DWP hides historic ‘fitness for work’ papers from National Archives

The Department for Work and Pensions (DWP) has stopped sending key records from a crucial period in the history of disability benefit reform to The National Archives so they can be viewed by researchers.

Under the Public Records Act, government departments have to identify documents of “historical value” and transfer them to The National Archives by the time they are 20 years old.

But DWP has not sent any records relating to papers seen and signed by ministers and senior civil servants for more than three years, with the last batch of records only covering documents up to and including 2002.

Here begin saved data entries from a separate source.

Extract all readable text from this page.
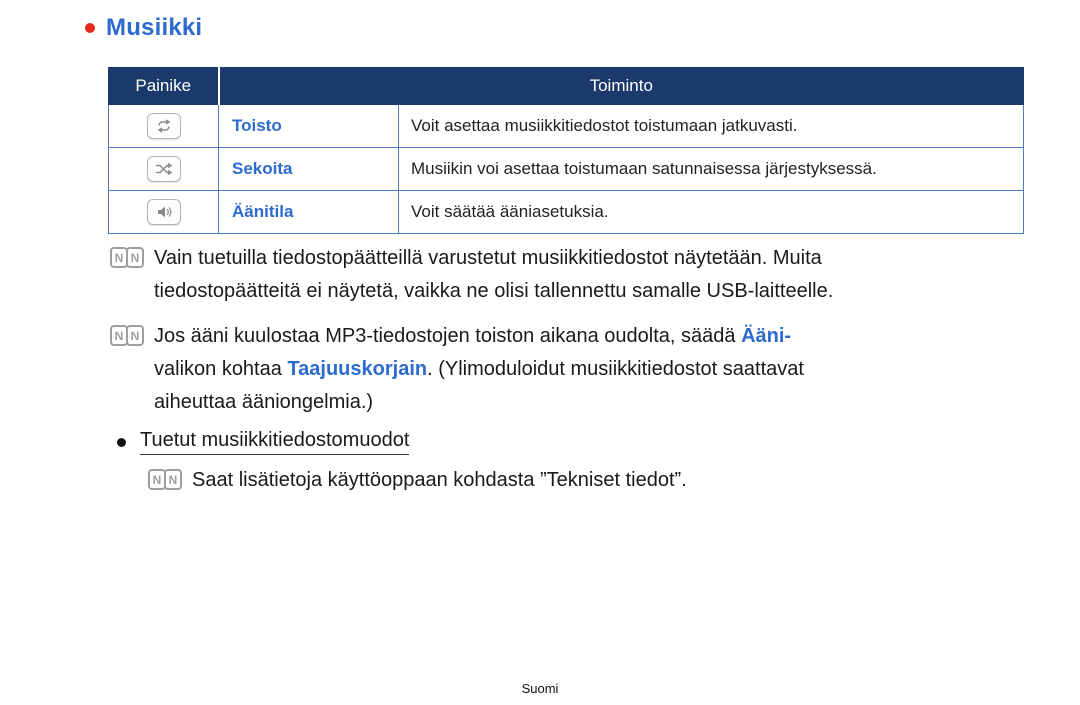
Musiikki
Painike	Toiminto	

	Toisto	Voit asettaa musiikkitiedostot toistumaan jatkuvasti.

	Sekoita	Musiikin voi asettaa toistumaan satunnaisessa järjestyksessä.

	Äänitila	Voit säätää ääniasetuksia.
N N Vain tuetuilla tiedostopäätteillä varustetut musiikkitiedostot näytetään. Muita
tiedostopäätteitä ei näytetä, vaikka ne olisi tallennettu samalle USB-laitteelle.
N N Jos ääni kuulostaa MP3-tiedostojen toiston aikana oudolta, säädä Ääni-
valikon kohtaa Taajuuskorjain. (Ylimoduloidut musiikkitiedostot saattavat
aiheuttaa ääniongelmia.)
Tuetut musiikkitiedostomuodot
N N Saat lisätietoja käyttöoppaan kohdasta ”Tekniset tiedot”.
Suomi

The missing records are likely to cover the early years in the development of employment and support allowance (ESA) and the work capability assessment (WCA), which were both introduced in 2008.

In the years following 2008, the WCA process was associated with hundreds, and probably thousands, of suicides and other deaths of disabled people seeking out-of-work disability benefits.

A spokesperson for The National Archives confirmed this week that the last transfer of records from DWP in relation to “’ministers and senior officers’ papers” was in 2020 and covered records up to 2002.

The National Archives made it clear that it is government departments that decide which documents are sent to the archives, and when, and that it plays no part in those decisions.

Other major government departments, including the Home Office, the Treasury – which provided former chancellor Gordon Brown’s private office papers – the Foreign and Commonwealth Office, and the Prime Minister’s Office, have all sent records from 2003 to The National Archives.

DWP declined to produce a statement but claimed it had provided all relevant files to The National Archives.

Records previously released to The National Archives have shown how the “bureaucratic violence” of the Department of Social Security (which later became DWP) grew slowly during the 1990s through the actions of ministers and senior civil servants who devised the all work test, a forerunner of the WCA, which was introduced in 1995.

The documents are detailed in The Department*, a new book by Disability News Service editor John Pring, which describes how DWP later spent years covering up evidence of the links between its actions and the deaths of claimants.

Among the records were documents that showed how civil servants plotted to sideline GPs from their central role in the process of determining fitness for work. 

A memo from 1992 showed how Conservative social security secretary Peter Lilley first told civil servants that he wanted to know more about how the insurance industry approached “sickness insurance”.

Another memo, from April 1993, described how ministers insisted that the new incapacity benefit – which was introduced in 1995 alongside the all work test – should “cost substantially less”, while the department should “aim to create an environment which encourages greater private sector provision”.

Other documents later revealed that the Department of Social Security was told of three deaths in late 1996 and early 1997 that were closely linked to the new all work test.

It is likely that key documents seen by Labour ministers and senior civil servants from 2003 onwards will include similar revelations concerning the initial development of the WCA and ESA.

Although the records that have been held back by DWP relate to decisions taken under the Labour government, the department’s decision to prevent them being sent to the National Archives was made under the last Conservative government.